Introduction to Oracle B2B 1-5 Other security features include: ■ Transport protocol-based security for HTTP, FTP, and SMTP exchanges ■ Digital envelopes and certificates ■ Digital signatures for host and remote trading partners ■ Integration with Credential Store Framework for storing all passwords and security credentials ■ Secure HTTP using Secure Socket Layer SSL ■ Encrypted Key Store password for a host trading partner See the following for more information about security: ■ Oracle Fusion Middleware Security Guide

1.4.1 Payload Obfuscation

Oracle B2B supports payload obfuscation before payloads are stored in the instance repository. The security infrastructure of Oracle Fusion Middleware is used to obfuscate, store, and retrieve the payloads, and ensure that payloads in wire messages, business messages, and application messages are visible to authorized users only.
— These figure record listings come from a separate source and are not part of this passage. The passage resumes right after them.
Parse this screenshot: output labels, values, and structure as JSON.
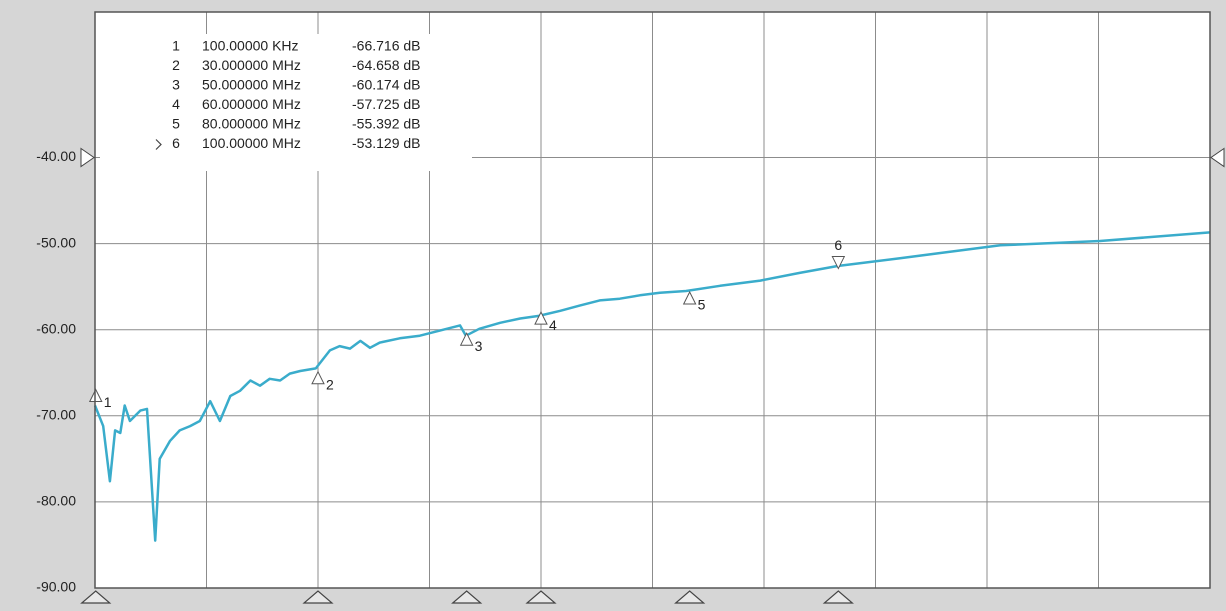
{
  "chart_data": {
    "type": "line",
    "x": [
      0,
      1.1,
      2.0,
      2.7,
      3.4,
      4.0,
      4.7,
      6.1,
      7.0,
      8.1,
      8.7,
      10.1,
      11.4,
      12.8,
      14.1,
      15.5,
      16.8,
      18.2,
      19.5,
      20.9,
      22.2,
      23.5,
      24.9,
      26.2,
      27.6,
      29.7,
      31.6,
      32.9,
      34.3,
      35.7,
      37.0,
      38.3,
      41.0,
      43.7,
      46.4,
      49.1,
      49.9,
      51.7,
      54.5,
      57.2,
      59.7,
      62.6,
      65.2,
      67.9,
      70.6,
      73.3,
      76.0,
      79.5,
      84.1,
      89.5,
      94.8,
      99.9,
      108.3,
      121.8,
      135.2,
      150.0
    ],
    "series": [
      {
        "color": "#3aaccb",
        "values": [
          -68.8,
          -71.2,
          -77.6,
          -71.7,
          -72.0,
          -68.8,
          -70.6,
          -69.4,
          -69.2,
          -84.5,
          -75.0,
          -72.9,
          -71.7,
          -71.2,
          -70.6,
          -68.3,
          -70.6,
          -67.7,
          -67.1,
          -65.9,
          -66.5,
          -65.7,
          -65.9,
          -65.1,
          -64.8,
          -64.5,
          -62.4,
          -61.9,
          -62.2,
          -61.3,
          -62.1,
          -61.5,
          -61.0,
          -60.7,
          -60.1,
          -59.5,
          -60.7,
          -59.9,
          -59.2,
          -58.7,
          -58.4,
          -57.8,
          -57.2,
          -56.6,
          -56.4,
          -56.0,
          -55.7,
          -55.5,
          -54.9,
          -54.3,
          -53.4,
          -52.6,
          -51.7,
          -50.2,
          -49.7,
          -48.7
        ]
      }
    ],
    "xlim": [
      0,
      150
    ],
    "xticks": [
      0,
      15,
      30,
      45,
      60,
      75,
      90,
      105,
      120,
      135,
      150
    ],
    "ylim": [
      -90,
      -23.1
    ],
    "yticks": [
      {
        "value": -90,
        "label": "-90.00"
      },
      {
        "value": -80,
        "label": "-80.00"
      },
      {
        "value": -70,
        "label": "-70.00"
      },
      {
        "value": -60,
        "label": "-60.00"
      },
      {
        "value": -50,
        "label": "-50.00"
      },
      {
        "value": -40,
        "label": "-40.00"
      }
    ],
    "reference_level": -40,
    "grid": true,
    "markers": {
      "numbers": [
        "1",
        "2",
        "3",
        "4",
        "5",
        "6"
      ],
      "frequencies": [
        "100.00000 KHz",
        "30.000000 MHz",
        "50.000000 MHz",
        "60.000000 MHz",
        "80.000000 MHz",
        "100.00000 MHz"
      ],
      "x": [
        0.1,
        30,
        50,
        60,
        80,
        100
      ],
      "values": [
        -66.716,
        -64.658,
        -60.174,
        -57.725,
        -55.392,
        -53.129
      ],
      "value_labels": [
        "-66.716 dB",
        "-64.658 dB",
        "-60.174 dB",
        "-57.725 dB",
        "-55.392 dB",
        "-53.129 dB"
      ],
      "active": 5
    }
  }
}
The encryption algorithm is not specifiable. Keys are stored in the Credential Store. At run time, the payload is obfuscated before it is stored in the instance repository. When this payload is retrieved from the instance store during processing, it is automatically unobfuscated so that B2B engine processes it. Similarly, in the outbound direction, if payload obfuscation is required, then the payload is obfuscated before it is stored in the instance repository. If exchange-level encryption is specified, then the payload is encrypted using the encryption scheme specified before it is put on the wire. Payload obfuscation can be configured in Oracle Enterprise Manager Fusion Middleware Control. See Oracle Fusion Middleware Administrators Guide for Oracle SOA Suite and Oracle Business Process Management Suite and Appendix B, Setting B2B Configuration Properties in Fusion Middleware Control, for more information. When you enable payload obfuscation, consider the following: ■ Large payloads, as defined in the Large Payload Size parameter on the Configuration tab, are not obfuscated because they are stored in a directory file system rather than the instance repository. Storing a large payload in the file system is a security risk. ■ The obfuscated payload can be accessed in the Oracle B2B interface only by authorized users who have access to the document type. The payload is unobfuscated and displayed in the interface for these authorized users. Other users cannot access the document type at all. The users can be provisioned to access document types. See Section 1.4.2, Restricting Access to Document Types, for information about document-type provisioning. Obfuscation is available for payloads that use multibyte characters, and is available for non-Oracle databases. Note: Oracle B2B run time does not support the CLIENT-CERT authentication method. Therefore, B2B is not able to post to OAM-SSO protected URLs.